1920: A Changed Man in a Chicago Boardinghouse
Peter Dyneka’s life was turned upside down when he gave his heart to Christ in Chicago on January 18, 1920. The change was so immediate and joyful that his landlord, seeing his new peace and buoyant spirit, accused him of being drunk. Dyneka had found something stronger than despair: the forgiving grace of Jesus and the power of the Holy Spirit to make a new man. That conversion became the seed of a lifelong calling to reach Russian and Slavic people with the gospel, helping to found the Russian Gospel Association and urging believers to pray, give, and go.
1936: Scholars Gather to Serve the Church with Scripture
On January 18, 1936, Catholic biblical scholars met in Washington, DC, to consider two practical acts of service: preparing a fresh English Bible translation and forming a learned fellowship to strengthen biblical study.

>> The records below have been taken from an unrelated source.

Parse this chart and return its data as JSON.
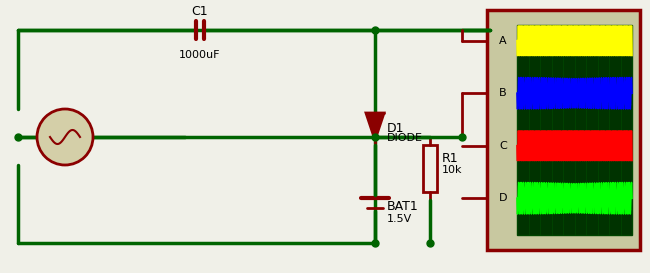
{
  "bg_color": "#f0f0e8",
  "wire_color": "#006400",
  "component_color": "#8b0000",
  "border_color": "#8b0000",
  "scope_bg": "#003300",
  "scope_border": "#8b0000",
  "scope_box_color": "#c8c8a0",
  "title": "",
  "wire_lw": 2.5,
  "comp_lw": 2.0,
  "labels": {
    "C1": "C1",
    "C1_val": "1000uF",
    "D1": "D1",
    "D1_val": "DIODE",
    "R1": "R1",
    "R1_val": "10k",
    "BAT1": "BAT1",
    "BAT1_val": "1.5V",
    "scope_A": "A",
    "scope_B": "B",
    "scope_C": "C",
    "scope_D": "D"
  }
}
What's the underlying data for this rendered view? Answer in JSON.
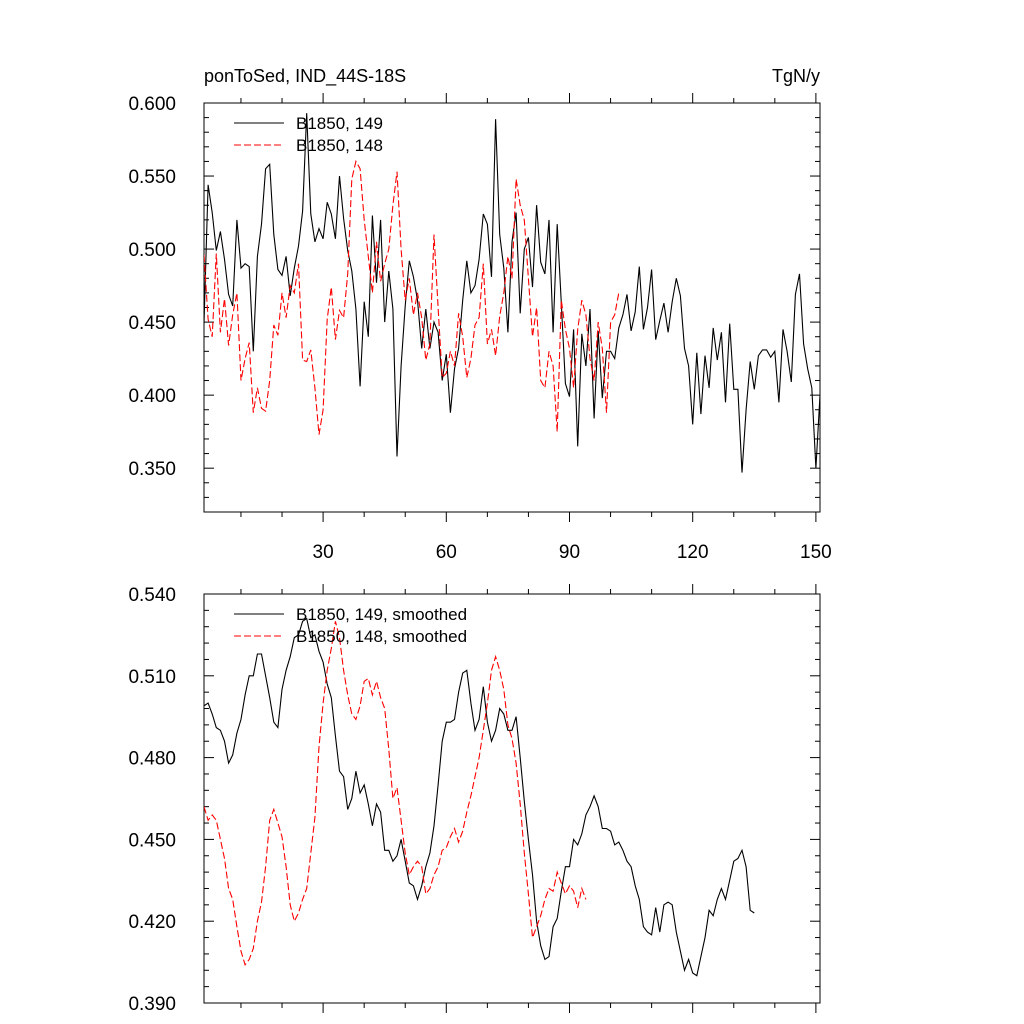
{
  "header": {
    "left": "ponToSed, IND_44S-18S",
    "right": "TgN/y"
  },
  "colors": {
    "series_149": "#000000",
    "series_148": "#ff0000"
  },
  "chart_data": [
    {
      "type": "line",
      "title": "ponToSed, IND_44S-18S",
      "unit": "TgN/y",
      "xlim": [
        1,
        151
      ],
      "ylim": [
        0.32,
        0.6
      ],
      "x_ticks": [
        30,
        60,
        90,
        120,
        150
      ],
      "y_ticks": [
        "0.350",
        "0.400",
        "0.450",
        "0.500",
        "0.550",
        "0.600"
      ],
      "legend_position": "top-left",
      "series": [
        {
          "name": "B1850, 149",
          "color": "#000000",
          "dash": "solid",
          "x_start": 1,
          "values": [
            0.449,
            0.544,
            0.525,
            0.499,
            0.512,
            0.493,
            0.469,
            0.461,
            0.52,
            0.487,
            0.49,
            0.488,
            0.43,
            0.495,
            0.517,
            0.555,
            0.558,
            0.51,
            0.486,
            0.482,
            0.495,
            0.468,
            0.487,
            0.502,
            0.526,
            0.593,
            0.524,
            0.505,
            0.514,
            0.507,
            0.532,
            0.524,
            0.507,
            0.55,
            0.521,
            0.499,
            0.485,
            0.459,
            0.406,
            0.464,
            0.44,
            0.523,
            0.477,
            0.52,
            0.45,
            0.485,
            0.459,
            0.358,
            0.42,
            0.461,
            0.492,
            0.481,
            0.465,
            0.432,
            0.459,
            0.432,
            0.45,
            0.443,
            0.41,
            0.428,
            0.388,
            0.418,
            0.432,
            0.465,
            0.492,
            0.47,
            0.475,
            0.493,
            0.524,
            0.517,
            0.481,
            0.589,
            0.51,
            0.487,
            0.443,
            0.505,
            0.525,
            0.456,
            0.5,
            0.508,
            0.474,
            0.53,
            0.491,
            0.483,
            0.52,
            0.443,
            0.517,
            0.463,
            0.408,
            0.399,
            0.445,
            0.365,
            0.442,
            0.42,
            0.459,
            0.384,
            0.444,
            0.398,
            0.43,
            0.43,
            0.425,
            0.446,
            0.455,
            0.469,
            0.444,
            0.457,
            0.488,
            0.445,
            0.46,
            0.486,
            0.438,
            0.451,
            0.463,
            0.443,
            0.464,
            0.48,
            0.468,
            0.432,
            0.42,
            0.38,
            0.429,
            0.387,
            0.427,
            0.405,
            0.446,
            0.424,
            0.443,
            0.395,
            0.449,
            0.404,
            0.404,
            0.347,
            0.39,
            0.423,
            0.404,
            0.427,
            0.431,
            0.431,
            0.426,
            0.43,
            0.395,
            0.445,
            0.43,
            0.409,
            0.469,
            0.483,
            0.435,
            0.418,
            0.405,
            0.35,
            0.4
          ]
        },
        {
          "name": "B1850, 148",
          "color": "#ff0000",
          "dash": "dashed",
          "x_start": 1,
          "values": [
            0.496,
            0.452,
            0.44,
            0.497,
            0.443,
            0.466,
            0.434,
            0.455,
            0.47,
            0.41,
            0.425,
            0.436,
            0.388,
            0.405,
            0.391,
            0.389,
            0.41,
            0.448,
            0.441,
            0.47,
            0.453,
            0.475,
            0.47,
            0.49,
            0.424,
            0.423,
            0.431,
            0.405,
            0.373,
            0.39,
            0.452,
            0.474,
            0.438,
            0.458,
            0.453,
            0.483,
            0.548,
            0.56,
            0.555,
            0.52,
            0.495,
            0.47,
            0.505,
            0.478,
            0.49,
            0.5,
            0.53,
            0.553,
            0.5,
            0.465,
            0.48,
            0.455,
            0.47,
            0.453,
            0.424,
            0.435,
            0.51,
            0.46,
            0.412,
            0.415,
            0.43,
            0.42,
            0.456,
            0.44,
            0.412,
            0.425,
            0.448,
            0.453,
            0.49,
            0.435,
            0.445,
            0.427,
            0.454,
            0.47,
            0.495,
            0.48,
            0.548,
            0.53,
            0.52,
            0.48,
            0.44,
            0.46,
            0.41,
            0.405,
            0.43,
            0.42,
            0.375,
            0.465,
            0.445,
            0.432,
            0.405,
            0.445,
            0.465,
            0.455,
            0.425,
            0.41,
            0.45,
            0.432,
            0.388,
            0.45,
            0.455,
            0.47
          ]
        }
      ]
    },
    {
      "type": "line",
      "xlim": [
        1,
        151
      ],
      "ylim": [
        0.39,
        0.54
      ],
      "x_ticks": [
        30,
        60,
        90,
        120,
        150
      ],
      "y_ticks": [
        "0.390",
        "0.420",
        "0.450",
        "0.480",
        "0.510",
        "0.540"
      ],
      "legend_position": "top-left",
      "series": [
        {
          "name": "B1850, 149, smoothed",
          "color": "#000000",
          "dash": "solid",
          "x_start": 1,
          "values": [
            0.499,
            0.5,
            0.496,
            0.491,
            0.49,
            0.486,
            0.478,
            0.481,
            0.489,
            0.494,
            0.503,
            0.51,
            0.51,
            0.518,
            0.518,
            0.51,
            0.502,
            0.493,
            0.491,
            0.505,
            0.512,
            0.517,
            0.524,
            0.525,
            0.53,
            0.531,
            0.524,
            0.525,
            0.519,
            0.515,
            0.507,
            0.502,
            0.488,
            0.475,
            0.473,
            0.461,
            0.465,
            0.475,
            0.467,
            0.47,
            0.463,
            0.455,
            0.463,
            0.46,
            0.446,
            0.446,
            0.442,
            0.444,
            0.45,
            0.442,
            0.434,
            0.433,
            0.428,
            0.433,
            0.44,
            0.445,
            0.455,
            0.47,
            0.486,
            0.493,
            0.493,
            0.494,
            0.504,
            0.511,
            0.512,
            0.5,
            0.49,
            0.494,
            0.506,
            0.493,
            0.486,
            0.49,
            0.498,
            0.496,
            0.49,
            0.49,
            0.495,
            0.48,
            0.464,
            0.45,
            0.437,
            0.42,
            0.411,
            0.406,
            0.407,
            0.418,
            0.421,
            0.431,
            0.44,
            0.44,
            0.45,
            0.448,
            0.452,
            0.459,
            0.462,
            0.466,
            0.462,
            0.454,
            0.454,
            0.453,
            0.448,
            0.449,
            0.446,
            0.442,
            0.44,
            0.433,
            0.428,
            0.418,
            0.416,
            0.415,
            0.425,
            0.416,
            0.426,
            0.427,
            0.426,
            0.416,
            0.409,
            0.402,
            0.406,
            0.401,
            0.4,
            0.407,
            0.414,
            0.424,
            0.422,
            0.428,
            0.432,
            0.428,
            0.435,
            0.442,
            0.443,
            0.446,
            0.44,
            0.424,
            0.423
          ]
        },
        {
          "name": "B1850, 148, smoothed",
          "color": "#ff0000",
          "dash": "dashed",
          "x_start": 1,
          "values": [
            0.462,
            0.457,
            0.459,
            0.457,
            0.45,
            0.443,
            0.432,
            0.428,
            0.418,
            0.409,
            0.404,
            0.406,
            0.41,
            0.42,
            0.427,
            0.44,
            0.457,
            0.461,
            0.456,
            0.451,
            0.44,
            0.426,
            0.42,
            0.423,
            0.428,
            0.432,
            0.445,
            0.458,
            0.484,
            0.5,
            0.512,
            0.52,
            0.53,
            0.524,
            0.512,
            0.503,
            0.496,
            0.494,
            0.499,
            0.508,
            0.509,
            0.503,
            0.508,
            0.502,
            0.498,
            0.483,
            0.465,
            0.469,
            0.457,
            0.445,
            0.437,
            0.44,
            0.442,
            0.44,
            0.43,
            0.432,
            0.437,
            0.44,
            0.446,
            0.447,
            0.451,
            0.454,
            0.449,
            0.453,
            0.46,
            0.466,
            0.473,
            0.48,
            0.49,
            0.5,
            0.512,
            0.517,
            0.512,
            0.505,
            0.492,
            0.487,
            0.478,
            0.463,
            0.445,
            0.43,
            0.414,
            0.418,
            0.422,
            0.428,
            0.432,
            0.431,
            0.438,
            0.434,
            0.43,
            0.433,
            0.431,
            0.425,
            0.432,
            0.428
          ]
        }
      ]
    }
  ]
}
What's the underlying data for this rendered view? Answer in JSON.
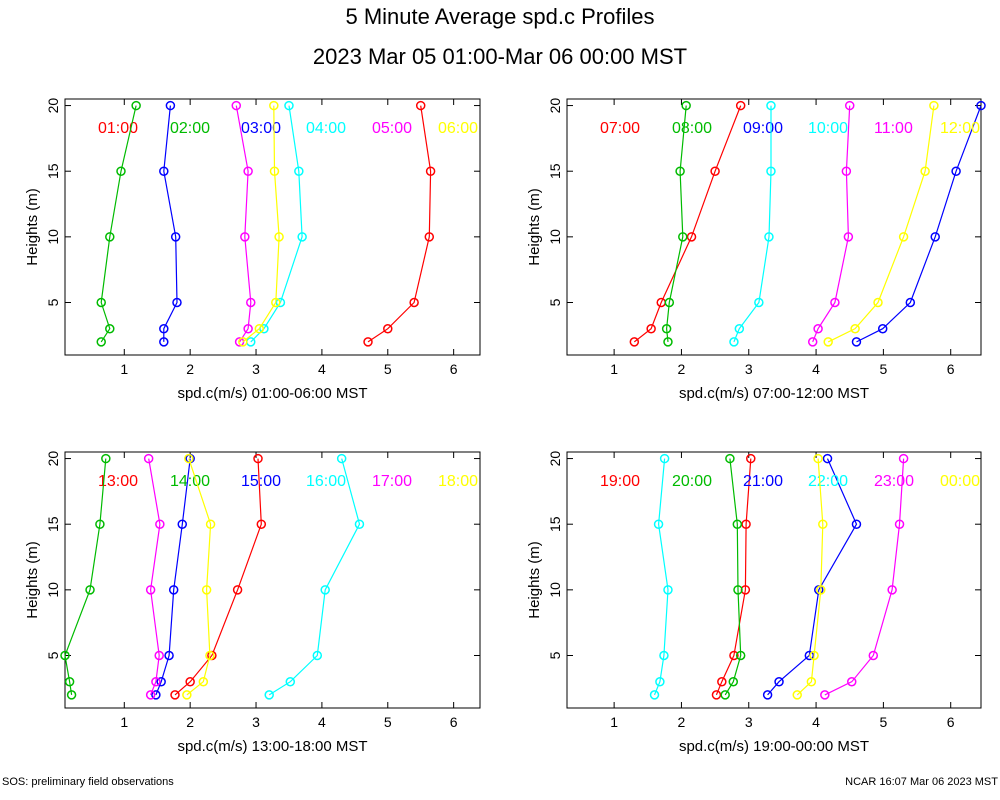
{
  "title": "5 Minute Average spd.c Profiles",
  "subtitle": "2023 Mar 05 01:00-Mar 06 00:00 MST",
  "footer_left": "SOS: preliminary field observations",
  "footer_right": "NCAR 16:07 Mar 06 2023 MST",
  "colors": [
    "#ff0000",
    "#00bb00",
    "#0000ff",
    "#00ffff",
    "#ff00ff",
    "#ffff00"
  ],
  "chart_data": [
    {
      "type": "line",
      "xlabel": "spd.c(m/s) 01:00-06:00 MST",
      "ylabel": "Heights (m)",
      "xlim": [
        0.1,
        6.4
      ],
      "ylim": [
        1,
        20.5
      ],
      "xticks": [
        1,
        2,
        3,
        4,
        5,
        6
      ],
      "yticks": [
        5,
        10,
        15,
        20
      ],
      "heights": [
        2,
        3,
        5,
        10,
        15,
        20
      ],
      "series": [
        {
          "name": "01:00",
          "values": [
            4.7,
            5.0,
            5.4,
            5.63,
            5.65,
            5.5
          ]
        },
        {
          "name": "02:00",
          "values": [
            0.65,
            0.78,
            0.65,
            0.78,
            0.95,
            1.18
          ]
        },
        {
          "name": "03:00",
          "values": [
            1.6,
            1.6,
            1.8,
            1.78,
            1.6,
            1.7
          ]
        },
        {
          "name": "04:00",
          "values": [
            2.92,
            3.12,
            3.37,
            3.7,
            3.65,
            3.5
          ]
        },
        {
          "name": "05:00",
          "values": [
            2.75,
            2.88,
            2.92,
            2.83,
            2.88,
            2.7
          ]
        },
        {
          "name": "06:00",
          "values": [
            2.8,
            3.05,
            3.3,
            3.35,
            3.28,
            3.27
          ]
        }
      ]
    },
    {
      "type": "line",
      "xlabel": "spd.c(m/s) 07:00-12:00 MST",
      "ylabel": "Heights (m)",
      "xlim": [
        0.3,
        6.45
      ],
      "ylim": [
        1,
        20.5
      ],
      "xticks": [
        1,
        2,
        3,
        4,
        5,
        6
      ],
      "yticks": [
        5,
        10,
        15,
        20
      ],
      "heights": [
        2,
        3,
        5,
        10,
        15,
        20
      ],
      "series": [
        {
          "name": "07:00",
          "values": [
            1.3,
            1.55,
            1.7,
            2.15,
            2.5,
            2.88
          ]
        },
        {
          "name": "08:00",
          "values": [
            1.8,
            1.78,
            1.82,
            2.02,
            1.98,
            2.07
          ]
        },
        {
          "name": "09:00",
          "values": [
            4.6,
            4.99,
            5.4,
            5.77,
            6.08,
            6.45
          ]
        },
        {
          "name": "10:00",
          "values": [
            2.78,
            2.86,
            3.15,
            3.3,
            3.33,
            3.33
          ]
        },
        {
          "name": "11:00",
          "values": [
            3.95,
            4.03,
            4.28,
            4.48,
            4.45,
            4.5
          ]
        },
        {
          "name": "12:00",
          "values": [
            4.18,
            4.58,
            4.92,
            5.3,
            5.62,
            5.75
          ]
        }
      ]
    },
    {
      "type": "line",
      "xlabel": "spd.c(m/s) 13:00-18:00 MST",
      "ylabel": "Heights (m)",
      "xlim": [
        0.1,
        6.4
      ],
      "ylim": [
        1,
        20.5
      ],
      "xticks": [
        1,
        2,
        3,
        4,
        5,
        6
      ],
      "yticks": [
        5,
        10,
        15,
        20
      ],
      "heights": [
        2,
        3,
        5,
        10,
        15,
        20
      ],
      "series": [
        {
          "name": "13:00",
          "values": [
            1.77,
            2.0,
            2.33,
            2.72,
            3.08,
            3.03
          ]
        },
        {
          "name": "14:00",
          "values": [
            0.2,
            0.17,
            0.1,
            0.48,
            0.63,
            0.72
          ]
        },
        {
          "name": "15:00",
          "values": [
            1.48,
            1.56,
            1.68,
            1.75,
            1.88,
            2.0
          ]
        },
        {
          "name": "16:00",
          "values": [
            3.2,
            3.52,
            3.93,
            4.05,
            4.57,
            4.3
          ]
        },
        {
          "name": "17:00",
          "values": [
            1.4,
            1.48,
            1.53,
            1.4,
            1.54,
            1.37
          ]
        },
        {
          "name": "18:00",
          "values": [
            1.95,
            2.2,
            2.3,
            2.25,
            2.31,
            1.98
          ]
        }
      ]
    },
    {
      "type": "line",
      "xlabel": "spd.c(m/s) 19:00-00:00 MST",
      "ylabel": "Heights (m)",
      "xlim": [
        0.3,
        6.45
      ],
      "ylim": [
        1,
        20.5
      ],
      "xticks": [
        1,
        2,
        3,
        4,
        5,
        6
      ],
      "yticks": [
        5,
        10,
        15,
        20
      ],
      "heights": [
        2,
        3,
        5,
        10,
        15,
        20
      ],
      "series": [
        {
          "name": "19:00",
          "values": [
            2.52,
            2.6,
            2.78,
            2.95,
            2.96,
            3.03
          ]
        },
        {
          "name": "20:00",
          "values": [
            2.65,
            2.77,
            2.88,
            2.84,
            2.83,
            2.72
          ]
        },
        {
          "name": "21:00",
          "values": [
            3.28,
            3.45,
            3.9,
            4.04,
            4.6,
            4.17
          ]
        },
        {
          "name": "22:00",
          "values": [
            1.6,
            1.68,
            1.74,
            1.8,
            1.66,
            1.75
          ]
        },
        {
          "name": "23:00",
          "values": [
            4.13,
            4.53,
            4.85,
            5.13,
            5.24,
            5.3
          ]
        },
        {
          "name": "00:00",
          "values": [
            3.72,
            3.93,
            3.97,
            4.07,
            4.1,
            4.03
          ]
        }
      ]
    }
  ]
}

Their aim was not novelty, but clearer access to God’s Word for pastors and people, joined with rigorous scholarship and reverent faith. From this meeting grew the Catholic Biblical Association in 1937, encouraging cooperation and fidelity among scholars, and in time the New American Bible, published in 1970. Their steady labor reminds us that humble, disciplined work can bless generations.
1951: A Life Poured Out for the Least
Amy Carmichael died on January 18, 1951, in Dohnavur, India, after more than five decades of gospel service among the Tamil people. Through the Dohnavur Fellowship she helped rescue vulnerable girls from temple exploitation, offering them safety, education, and the steady witness of Christ’s love. Though an accident in 1931 left her largely confined to bed, she continued to shepherd the work through prayer, counsel, and enduring books such as If and Gold Cord. Her death marked the close of a courageous life of holiness, compassion, and costly obedience.
1969: Roberta Martin’s Homegoing and Lasting Gospel Legacy
Roberta Martin, the gifted Chicago gospel singer, pianist, and organizer of the Roberta Martin Singers, died on this day, leaving behind a ministry that helped shape modern gospel music. Through disciplined rehearsal, bold arrangements, and a steady insistence that excellence could honor Christ, she opened doors for countless singers who first found their voices under her guidance. Her signature song, “Only a Look,” testified that faith fixes its gaze on the Savior. An estimated fifty thousand mourners would attend her funeral, and in 1998 the U.S. Postal Service honored her with a commemorative stamp.